Holy shit. It was a mouse.
On. My. Bed.
On. My. Head.
Yowza!!!!!!! Can you say, so not sleeping any longer, three times fast?
I had suspicions of a mouse in the house for a couple of days, but nothing definite. No mouse trails of mouse poo, no nibbled bread or crackers or packaging. Apparently, this mouse has been making a bee-line into my upstairs root closet, and noshing on dried apple slices. (Well, the rabbits do love them, and they are distantly related to mice.) So here I sit, sheets in the washer, coffee brewing, and a nice snappy mouse trap baited, set, and placed in the closet upstairs. Here's hoping that Mr. Leaping Mouse is as entranced by peanut butter-cat food bait as he is by my dried apple slices.
I may go to bed tonight with a tennis racket, wearing a hat.

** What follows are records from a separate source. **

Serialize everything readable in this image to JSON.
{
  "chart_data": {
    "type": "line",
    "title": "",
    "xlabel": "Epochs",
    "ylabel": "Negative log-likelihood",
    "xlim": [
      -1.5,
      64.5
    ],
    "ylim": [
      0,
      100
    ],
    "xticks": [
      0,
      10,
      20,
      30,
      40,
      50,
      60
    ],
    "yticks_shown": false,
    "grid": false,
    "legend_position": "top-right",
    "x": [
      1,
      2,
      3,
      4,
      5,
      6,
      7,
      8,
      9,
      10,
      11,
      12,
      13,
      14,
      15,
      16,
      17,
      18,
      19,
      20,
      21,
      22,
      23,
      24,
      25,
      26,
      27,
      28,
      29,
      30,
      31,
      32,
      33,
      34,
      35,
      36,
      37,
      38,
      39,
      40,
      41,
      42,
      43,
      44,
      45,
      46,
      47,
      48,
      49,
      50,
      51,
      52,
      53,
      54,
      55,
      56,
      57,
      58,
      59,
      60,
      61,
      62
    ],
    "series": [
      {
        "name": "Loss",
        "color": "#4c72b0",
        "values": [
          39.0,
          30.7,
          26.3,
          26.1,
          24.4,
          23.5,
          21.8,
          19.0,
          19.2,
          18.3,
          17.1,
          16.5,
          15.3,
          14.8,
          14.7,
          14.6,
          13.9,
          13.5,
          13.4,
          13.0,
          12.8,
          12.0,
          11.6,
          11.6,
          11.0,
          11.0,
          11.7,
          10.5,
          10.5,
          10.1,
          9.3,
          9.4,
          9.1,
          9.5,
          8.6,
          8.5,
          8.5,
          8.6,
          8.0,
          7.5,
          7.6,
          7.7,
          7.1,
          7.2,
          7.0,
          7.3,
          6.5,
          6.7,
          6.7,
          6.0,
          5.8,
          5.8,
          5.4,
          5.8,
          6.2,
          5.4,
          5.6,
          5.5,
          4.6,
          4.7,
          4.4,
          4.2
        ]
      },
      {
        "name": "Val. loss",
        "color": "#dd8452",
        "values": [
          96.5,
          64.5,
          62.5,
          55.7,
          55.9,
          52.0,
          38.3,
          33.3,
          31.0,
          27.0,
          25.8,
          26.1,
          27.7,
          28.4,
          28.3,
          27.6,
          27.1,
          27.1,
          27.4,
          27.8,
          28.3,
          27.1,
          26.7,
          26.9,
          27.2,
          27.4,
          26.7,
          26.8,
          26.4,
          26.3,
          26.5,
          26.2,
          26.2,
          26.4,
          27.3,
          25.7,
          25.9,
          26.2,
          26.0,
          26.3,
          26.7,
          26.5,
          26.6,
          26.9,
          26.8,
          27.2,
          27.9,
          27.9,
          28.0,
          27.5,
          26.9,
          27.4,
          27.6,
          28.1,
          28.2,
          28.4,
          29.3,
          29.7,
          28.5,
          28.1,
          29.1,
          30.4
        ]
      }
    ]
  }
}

Wednesday, January 4, 2012
A Permanent Birthday Present
What, did you think this was on my ass? We don't post those kind of pictures on this blog, people.
At least, not yet. Hah!
P.S. Yes, it did hurt.
Tuesday, January 3, 2012
A Sign of the Times
Sunday, January 1, 2012
It's a New Year!
After filling up on hot coffee, eggs and bacon, I headed out to excavate the animals. The chickens don't particularly like the snow, so I got an earful of poultry complaints. They were mildly molified when I produced left-overs from dinner last night (it was great, halibut with bananas, rice, and brocolli, but believe me, the company was even better) and a scoopful of scratch grains, as well as fresh water and a quart of kibble. The rabbits were in danger of roof collapse....well, not really, but the canvas roof was stretched pretty low. It is a breeze to clear off though, and kind of fun to wiggle and slide the clumps of snow off. It is impressive how dark a few inches of snow can make the interior of the bunny barn. No wonder why the Eskimos and survivalists realized that snow is actually a good insulator! Max the wonderdoodle and Phoebe the circus hound were having a great time frolicking in the new snow. I think fresh snow makes every dog channel their inner wolf, and dream of mushing across the icy tundra. Well, I like to think that anyway. Probably they are just excited to have new material to pee on.
Now I am back indoors, sipping yet more hot coffee and contemplating a Psych marathon. I love that show, so witty and so slapstick at the same time. It appeals to my strangely wired little brain in a very subtle way. Tomorrow is Day #2 of a New Year, and who knows what grand adventures await me. Today, I plan to relax and enjoy a snowy day.
P.S. Lucille Laverne won't fit in my car hut! It's not the end of the world, though. Her back end will squeeze in, so not too much snow will pile into the back.